A slightly unfortunate side-effect of Charles Allen's recent MacTaggart lecture in Edinburgh is that it has reignited a rather annoying debate around the metaphorical water-cooler and elsewhere, on the future of Channel 4.

This is a debate one would rather not have, because the allowed options are, essentially, 'leave it alone' and 'privatise it'. Last time the latter was attempted was in the dying days of the Major government, and, thankfully, boarders were repelled (though Hague mentioned it again more recently). But not only is a future Cameron government, if any, likely to try it again: New Labour, with its centre-Right, 'Christian Democrat' values, is sadly unwilling to steer away from privatisation options, (let alone undo existing ones, dammit) and Tessa Jowell will only say that privatising C4 is not going to be considered during the life of this Parliament.

Astute observers will notice a core Conservative trait in this debate. When something publicly owned or funded is successful, there are calls to privatise it, the latter being an effective technique which automatically limits the success of the formerly publicly-owned body so that, preferably, it does as badly as the other commercial organisations out there that previously disliked the fact it was eating their lunch.

Of course the main reason their lunch is being eaten is that they aren't much good at keeping it.

Beyond that, the true Thatcherist approach is to take a successful public entity and screw up its funding and/or management so that it collapses in a heap in the corner ("look how ineffectual and badly-managed it is, after all," they say; "publicly-owned bodies are always like that...") - and then privatise it, all the time declaring that "The [insert your publicly-owned service here] is safe in our hands".

Channel 4 or BBC, the fact is that both these organisations are doing extremely well and as a result the commercial lobby is perennially up in arms about them in one form or another, and wants their wings clipped. ITV1 under Charles Allen is an obvious example of such a complainant, but there are others, mainly those with a Murdoch in the middle. It is these successful ones who are the problem (they argue) by making it hard to compete, and they resent the suggestion that it's actually because what they're doing is, to say the least, substandard by comparison.

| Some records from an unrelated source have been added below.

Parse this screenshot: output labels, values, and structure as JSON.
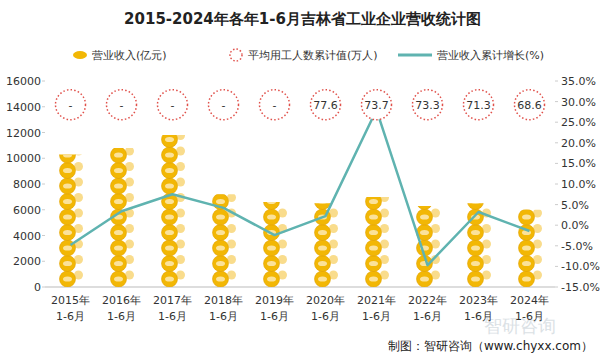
{
  "chart_data": {
    "type": "bar",
    "title": "2015-2024年各年1-6月吉林省工业企业营收统计图",
    "source": "制图：智研咨询（www.chyxx.com）",
    "watermark": "智研咨询",
    "categories": [
      "2015年\n1-6月",
      "2016年\n1-6月",
      "2017年\n1-6月",
      "2018年\n1-6月",
      "2019年\n1-6月",
      "2020年\n1-6月",
      "2021年\n1-6月",
      "2022年\n1-6月",
      "2023年\n1-6月",
      "2024年\n1-6月"
    ],
    "series": [
      {
        "name": "营业收入(亿元)",
        "type": "bar",
        "color": "#f2b705",
        "axis": "y",
        "values": [
          10300,
          10800,
          11800,
          7200,
          6600,
          6500,
          7000,
          6300,
          6500,
          6000
        ]
      },
      {
        "name": "平均用工人数累计值(万人)",
        "type": "scatter",
        "marker": "circle",
        "line_style": "dotted",
        "color": "#e0504a",
        "data_labels": true,
        "values": [
          null,
          null,
          null,
          null,
          null,
          77.6,
          73.7,
          73.3,
          71.3,
          68.6
        ],
        "value_labels": [
          "-",
          "-",
          "-",
          "-",
          "-",
          "77.6",
          "73.7",
          "73.3",
          "71.3",
          "68.6"
        ]
      },
      {
        "name": "营业收入累计增长(%)",
        "type": "line",
        "color": "#5fb3b0",
        "axis": "y2",
        "values": [
          -4.8,
          3.4,
          7.5,
          4.2,
          -2.4,
          2.2,
          28.0,
          -9.7,
          3.2,
          -1.4
        ]
      }
    ],
    "ylim": [
      0,
      16000
    ],
    "yticks": [
      0,
      2000,
      4000,
      6000,
      8000,
      10000,
      12000,
      14000,
      16000
    ],
    "y2lim": [
      -15,
      35
    ],
    "y2ticks": [
      {
        "value": -15,
        "label": "-15.0%"
      },
      {
        "value": -10,
        "label": "-10.0%"
      },
      {
        "value": -5,
        "label": "-5.0%"
      },
      {
        "value": 0,
        "label": "0.0%"
      },
      {
        "value": 5,
        "label": "5.0%"
      },
      {
        "value": 10,
        "label": "10.0%"
      },
      {
        "value": 15,
        "label": "15.0%"
      },
      {
        "value": 20,
        "label": "20.0%"
      },
      {
        "value": 25,
        "label": "25.0%"
      },
      {
        "value": 30,
        "label": "30.0%"
      },
      {
        "value": 35,
        "label": "35.0%"
      }
    ],
    "grid": false,
    "legend": "top"
  }
}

I've said many nice things about the BBC, so this time, just look at C4: however much you (or I) may dislike Big Brother, it's interesting that this particular reality show beats the pants off ITV1's attempts. I would like to think that this is because the entire genre is on its last legs and the most successful one is the only one that can still command an audience, but I am probably wrong.

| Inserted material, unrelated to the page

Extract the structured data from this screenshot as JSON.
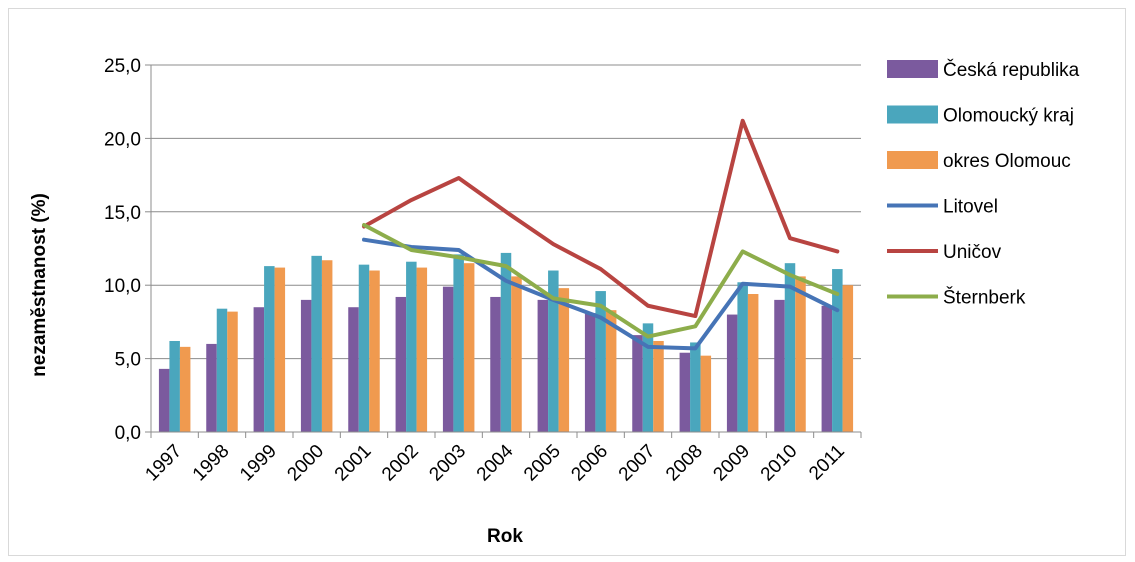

So look instead at More4's six hours a day of live broadcasting from Time Team's archaeological digs over the Bank Holiday weekend at Buck House, Holyrood and Windsor Castle and the detailed wrap-up on C4 each the evening. Definitely Public Service Broadcasting; definitely well-done; and most definitely great fun.

Of course, C4 is not without its problems. But it, like the BBC, is doing a great job - and long may they both continue to do so, untouched by the grubby hands of more lowest-common-denominator-inclined tabloid broadcasters who, as has been pointed out previously on these pages, do not seem to entirely like or respect their audiences, let alone value them.

May we ask that these latter companies leave public service broadcasters alone, and instead, get their own acts together and start (or remember how) to compete honestly, by making decent programmes themselves?